En périphérie de ces troncs, sur les murs, sur les côtés des étagères, des photographies, d’autres œuvres plus discrètes, plus timides aussi.

L’ensemble de cette exposition est conçue en fonction de l’architecture, de la circulation des personnes et de la fonction du lieu. Le titre : La forêt qui se cache dans l’arbre qui se cache dans la forêt qui se cache. Un titre comme un écho au spectacle, Le Recours aux Forêts programmé fin février.

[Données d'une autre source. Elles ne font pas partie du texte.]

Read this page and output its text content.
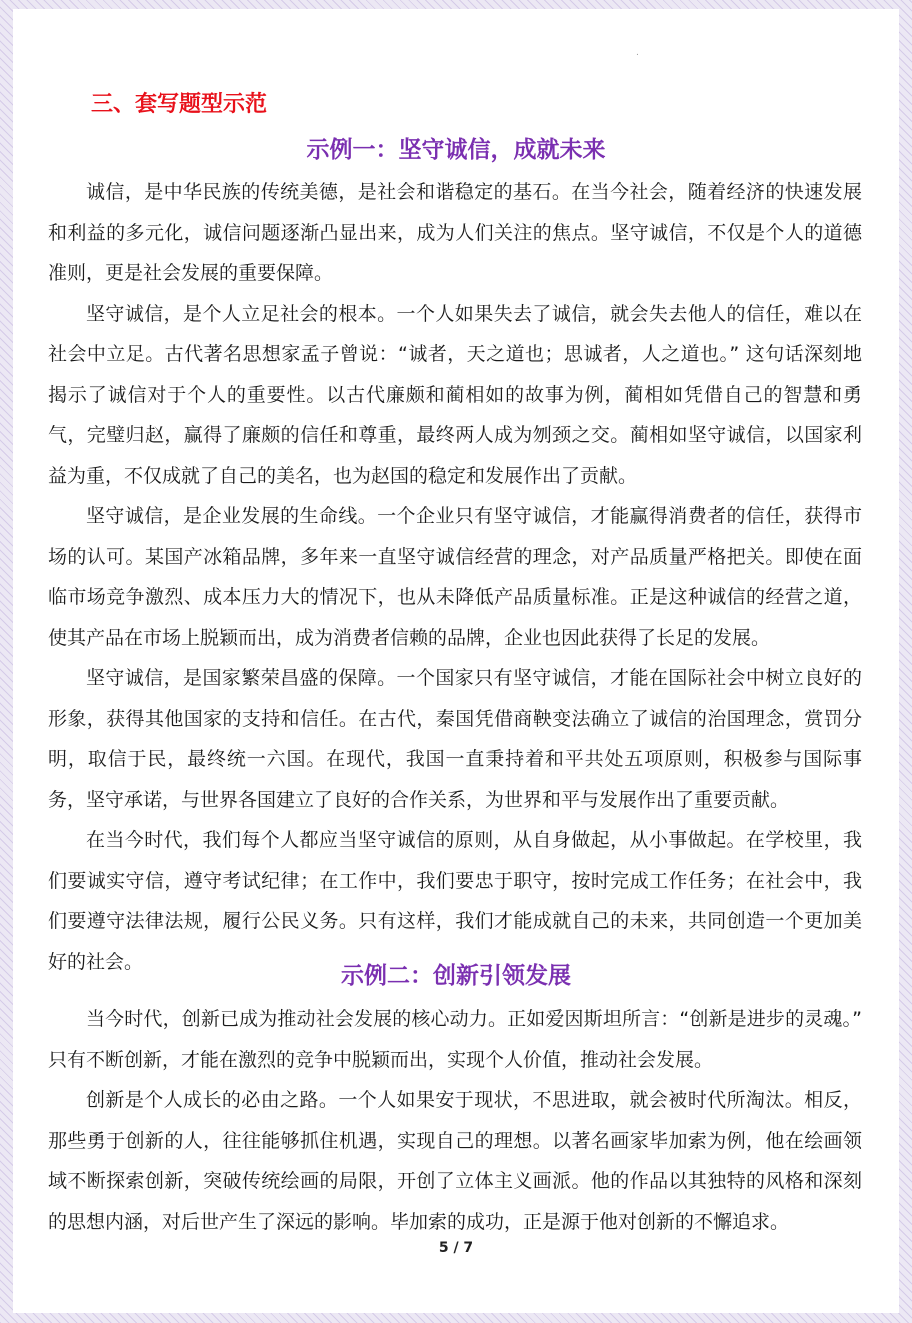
.
三、套写题型示范
示例一：坚守诚信，成就未来

诚信，是中华民族的传统美德，是社会和谐稳定的基石。在当今社会，随着经济的快速发展和利益的多元化，诚信问题逐渐凸显出来，成为人们关注的焦点。坚守诚信，不仅是个人的道德准则，更是社会发展的重要保障。

坚守诚信，是个人立足社会的根本。一个人如果失去了诚信，就会失去他人的信任，难以在社会中立足。古代著名思想家孟子曾说：“诚者，天之道也；思诚者，人之道也。” 这句话深刻地揭示了诚信对于个人的重要性。以古代廉颇和蔺相如的故事为例，蔺相如凭借自己的智慧和勇气，完璧归赵，赢得了廉颇的信任和尊重，最终两人成为刎颈之交。蔺相如坚守诚信，以国家利益为重，不仅成就了自己的美名，也为赵国的稳定和发展作出了贡献。

坚守诚信，是企业发展的生命线。一个企业只有坚守诚信，才能赢得消费者的信任，获得市场的认可。某国产冰箱品牌，多年来一直坚守诚信经营的理念，对产品质量严格把关。即使在面临市场竞争激烈、成本压力大的情况下，也从未降低产品质量标准。正是这种诚信的经营之道，使其产品在市场上脱颖而出，成为消费者信赖的品牌，企业也因此获得了长足的发展。

坚守诚信，是国家繁荣昌盛的保障。一个国家只有坚守诚信，才能在国际社会中树立良好的形象，获得其他国家的支持和信任。在古代，秦国凭借商鞅变法确立了诚信的治国理念，赏罚分明，取信于民，最终统一六国。在现代，我国一直秉持着和平共处五项原则，积极参与国际事务，坚守承诺，与世界各国建立了良好的合作关系，为世界和平与发展作出了重要贡献。

在当今时代，我们每个人都应当坚守诚信的原则，从自身做起，从小事做起。在学校里，我们要诚实守信，遵守考试纪律；在工作中，我们要忠于职守，按时完成工作任务；在社会中，我们要遵守法律法规，履行公民义务。只有这样，我们才能成就自己的未来，共同创造一个更加美好的社会。

示例二：创新引领发展

当今时代，创新已成为推动社会发展的核心动力。正如爱因斯坦所言：“创新是进步的灵魂。” 只有不断创新，才能在激烈的竞争中脱颖而出，实现个人价值，推动社会发展。

创新是个人成长的必由之路。一个人如果安于现状，不思进取，就会被时代所淘汰。相反，那些勇于创新的人，往往能够抓住机遇，实现自己的理想。以著名画家毕加索为例，他在绘画领域不断探索创新，突破传统绘画的局限，开创了立体主义画派。他的作品以其独特的风格和深刻的思想内涵，对后世产生了深远的影响。毕加索的成功，正是源于他对创新的不懈追求。

5 / 7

Au vu de ma démarche, j’ai souvent recours aux forêts. En forêt je me perds, je n’ai aucun sens de l’orientation. Je me perds mais c’est sans doute parce que j’aime ça. J’aime vivre en pure perte. Dans chacun des troncs que je creuse, c’est à la fois remonter le temps et disparaitre dans la part de temps qui m’incombe. J’aime cette idée de passager clandestin. De trajectoire d’un être à un autre être. D’un lieu à un autre lieu. Mille trajectoires, aucun centre, les résonances quotidiennes des forêts du massif des Maures. La nuit, seul, plus rien des signes qui formulent un quotidien, la dimension géologique du massif, la nuit et les étoiles. Là-haut. Là-bas. Les futaies, les sous-bois, l’incessant tangage des ramures des pins. Plus rien. On rejoint la dimension anonyme d’un monde en devenir. Un monde conçu comme un univers infini.